Outro fenômeno que se alastra é o da facilidade com que um número expressivo de pessoas se coloca à margem da lei não pagando pela água e luz que consome e pelo espaço urbano que ocupa. Há uma revolução urgente a ser feita: o País precisa passar a limpo suas leis fundamentais mantendo em vigor apenas as que possam ser universalizadas, isto é, as que possam ser cumpridas sem ir contra os fatos, sem, por exemplo, inviabilizar a atividade produtiva. A sociedade pouco se desenvolverá enquanto tolerar a convivência entre uma metade legal e outra marginal. O grande desafio é reduzir drasticamente o abismo entre o brasileiro oficial e o clandestino. É imperioso atacar as causas responsáveis pela cisão da cidadania. Até porque é inaceitável que numa ponta se tenha o emprego formal - com carteira assinada e todos os direitos assegurados - e na outra o salário sem vínculo empregatício, sem qualquer rede de proteção; que numa extremidade os bandidos armados até os dentes tenham licença para matar e na outra cidadãos de bem proibidos até de portar arma. É grave distorção uns serem cobrados por tudo enquanto outros tudo podem porque nada têm ou porque são vítimas do “sistema”.
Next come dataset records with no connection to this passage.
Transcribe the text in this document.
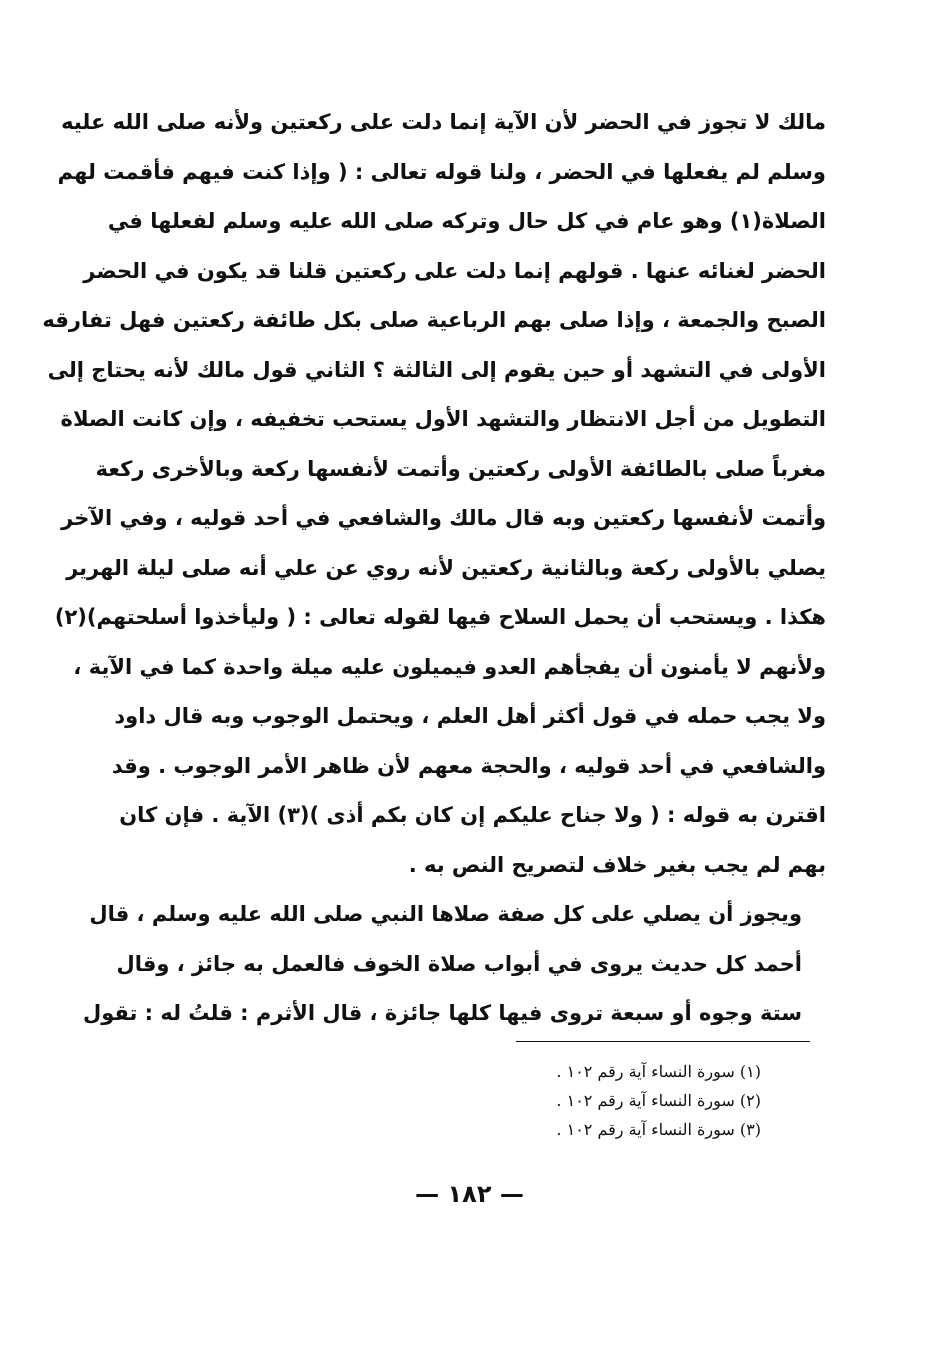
مالك لا تجوز في الحضر لأن الآية إنما دلت على ركعتين ولأنه صلى الله عليه
وسلم لم يفعلها في الحضر ، ولنا قوله تعالى : ( وإذا كنت فيهم فأقمت لهم
الصلاة(١) وهو عام في كل حال وتركه صلى الله عليه وسلم لفعلها في
الحضر لغنائه عنها . قولهم إنما دلت على ركعتين قلنا قد يكون في الحضر
الصبح والجمعة ، وإذا صلى بهم الرباعية صلى بكل طائفة ركعتين فهل تفارقه
الأولى في التشهد أو حين يقوم إلى الثالثة ؟ الثاني قول مالك لأنه يحتاج إلى
التطويل من أجل الانتظار والتشهد الأول يستحب تخفيفه ، وإن كانت الصلاة
مغرباً صلى بالطائفة الأولى ركعتين وأتمت لأنفسها ركعة وبالأخرى ركعة
وأتمت لأنفسها ركعتين وبه قال مالك والشافعي في أحد قوليه ، وفي الآخر
يصلي بالأولى ركعة وبالثانية ركعتين لأنه روي عن علي أنه صلى ليلة الهرير
هكذا . ويستحب أن يحمل السلاح فيها لقوله تعالى : ( وليأخذوا أسلحتهم)(٢)
ولأنهم لا يأمنون أن يفجأهم العدو فيميلون عليه ميلة واحدة كما في الآية ،
ولا يجب حمله في قول أكثر أهل العلم ، ويحتمل الوجوب وبه قال داود
والشافعي في أحد قوليه ، والحجة معهم لأن ظاهر الأمر الوجوب . وقد
اقترن به قوله : ( ولا جناح عليكم إن كان بكم أذى )(٣) الآية . فإن كان
بهم لم يجب بغير خلاف لتصريح النص به .

ويجوز أن يصلي على كل صفة صلاها النبي صلى الله عليه وسلم ، قال
أحمد كل حديث يروى في أبواب صلاة الخوف فالعمل به جائز ، وقال
ستة وجوه أو سبعة تروى فيها كلها جائزة ، قال الأثرم : قلتُ له : تقول

(١) سورة النساء آية رقم ١٠٢ .
(٢) سورة النساء آية رقم ١٠٢ .
(٣) سورة النساء آية رقم ١٠٢ .
— ١٨٢ —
No final do mês passado O Estado de São Paulo veiculou informação estarrecedora: quase metade da frota de veículos da cidade de São Paulo roda à margem da lei, sem o licenciamento expedido pelo Detran. Este dado é revelador porque indica que estamos marchando para a anomia. A que atribuí-lo? Será que o elevado valor do IPVA e as multas devidas explicam a opção pela ilegalidade? Pode ser que os proprietários de veículos tenham chegado à conclusão de que vale a pena correr o risco de ter o carro apreendido em virtude de a fiscalização ser esporádica e ser grande a chance de uma pequena propina “resolver o problema”. É alarmante que mais de dois milhões e meio de veículos estejam fora da lei em São Paulo e que no Rio de Janeiro 60% da frota estejam em situação irregular. Como pode uma sociedade se respeitar, ter uma visão positiva de si mesma, infringindo tanto e de forma contumaz as leis que a regem?

O Estado, em sua secular ineficiência, mostra-se omisso nas funções precípuas de fiscalizar, impor a lei e proteger o cidadão. Está na hora de se trocar o discurso populista da “justiça social” em nome do primado básico de fazer valer a Lei (para todos). Sem a ampla vigência do princípio da isonomia, a sociedade se condena à derrocada moral. O desafio é determinar o percentual de marginalidade que resulta da falta de capacidade de pagar e honrar a lei. E o percentual que é produto da desorganização social, da crise de autoridade e de ilicitudes programadas e assumidas. Se há muita informalidade na economia é porque a legislação asfixia as atividades empreendedoras. Se ficar à margem do Brasil legal é imperativo de sobrevivência isso significa que a legislação não é realista. Quando muitos desrespeitam a lei por opção e a sociedade pouco ou nada faz para coibi-los, é forte a tendência à anomia. Falta bom senso quando se impingem leis que não têm como ser universalmente cumpridas e falta autoridade quando se faz vista grossa para o avanço avassalador da ilegalidade. Direitos autênticos são os que podem ser universalizados. Quando alguns direitos só são usufruídos por alguns é porque são artificiais ou então foram arrancados a fórceps por corporações com forte poder de pressão. O Brasil cindido não tem como superar a estagnação em que se encontra. A ampla condescendência com a ilegalidade é sinal de que se aceita passiva e cinicamente duas modalidades de cidadão.